Vers une plus grande puissance. Ce prototype ne correspond pas au produit final ciblé par Genvia. La R&D travaille à la conception d’équipements de plus grande puissance, à même de produire 1 MW, soit 600 kilos d’hydrogène par jour, toujours pour des acteurs de l’industrie. Genvia entend intégrer sa technologie dans les process industriels et les circuits de chaleur de ses clients. C’est le cas avec Airbus, dans le cadre des procédés de fabrication des carburants du futur. La technologie de Genvia est, selon Florence Lambert, « éprouvée, après plus de 10.000 heures cumulées. Il n’y a plus de verrou. Nous en sommes au stade des tests opérationnels et de recherche de la performance maximale dans le mode de fonctionnement ».
La ligne pilote (test des procédés de fabrication, amélioration continue) restera en service, même après que la future usine, prévue sur la Zac Mazeran, sera mise en service.
Céramique. La céramique, cœur de la technologie, « permet le rendement du stack. La cellule vient sur une grille, qui permet de faire passer l’oxygène et l’eau, pour décomposer l’hydrogène. Chaque stack est composé de 75 couches assemblées, et chaque module est composé de 4 stacks, pour produire l’hydrogène », indique la communication de Genvia, lors d’une visite du site à Béziers, le 7 novembre.
À Grenoble se trouvent les services R&D et V&V (Validation&Verification). Les stacks assemblés à Béziers sont ensuite « maltraités, triturés. Les équipes de Grenoble leur font passer des heures dans des fours, pour éprouver leur robustesse. Et elles les renvoient à Béziers avec des préconisations d’améliorations ». Le site de Clamart est, lui, dédié à l’ingénierie, (partie aval de la production, plus proche du marché).

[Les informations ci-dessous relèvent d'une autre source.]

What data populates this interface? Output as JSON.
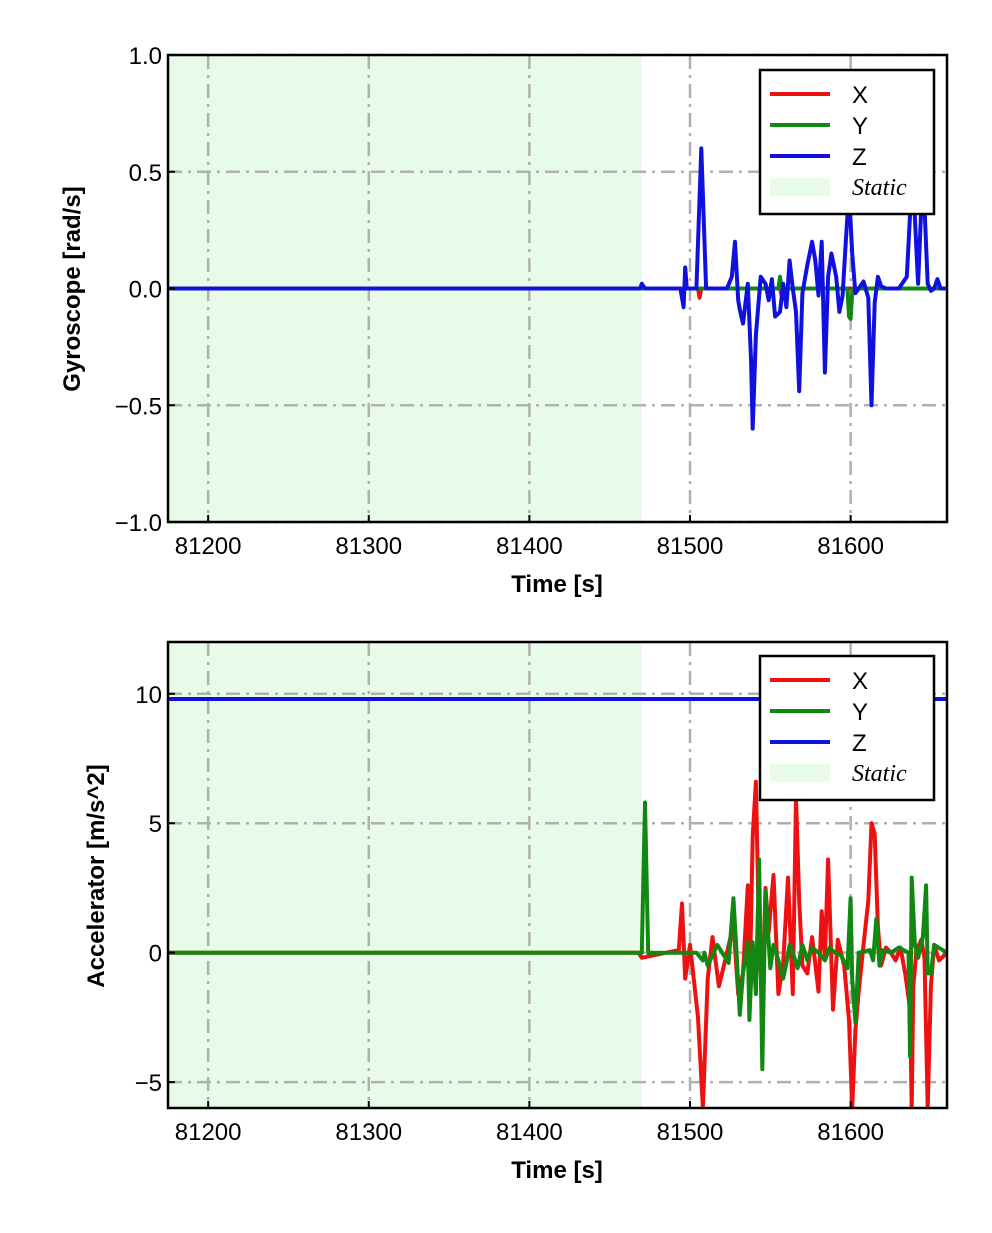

Dérisquer la technologie. « On est au même niveau d’avancement que SunFire. Aucun de nous deux n’est déployé chez un client. ArcelorMittal est un partenariat de test. Ce que l’on cherche, c’est de dérisquer la technologie sur un site industriel, la tester pendant des milliers d’heures, tester et évaluer son rendement, avant de pouvoir le vendre », explique Florence Lambert.
Que trouve-t-on dans le démonstrateur, actuellement en fonctionnement à Béziers ? « Un module fait de l’eau pure. Puis, on fait de la vapeur d’eau à 700 degrés. Puis, cette vapeur d’eau est mise sous bonne pression, détaille Florence Lambert. Cela suppose un traitement des gaz, une distribution dans une structure rigide. Les circuits de gaz sont très précis, avec des points de contrôle réguliers. Plus d’une centaine de connexions sont opérées. Tout a été testé deux fois. Un poste de haute tension est également présent (jusqu’à 1 MW). Le dernier module est un centre de supervision, avec plus de 500 capteurs embarqués. Notre produit est digital. Les informations remontent dans un cloud souverain. Nos ingénieurs pourront suivre nos clients à distance. »
90 salariés à Béziers. Détenue par le CEA, SLB, Crédit Agricole du Languedoc, Vicat, VINCI Construction et l’ARIS (Région Occitanie), Genvia emploie 170 salariés, dont 90 sur son siège de Béziers. Les effectifs restants sont basés à Grenoble et Clamart. À Béziers, la construction d’une gigafactory est prévue à partir de 2027, en vue d’un passage à une ère commerciale. Le projet est soutenu par l’État dans le cadre de France 2030. L’activité de Genvia est actuellement hébergée au sein du centre technologique de SLB, qui fabrique des équipements pour le secteur de l’énergie.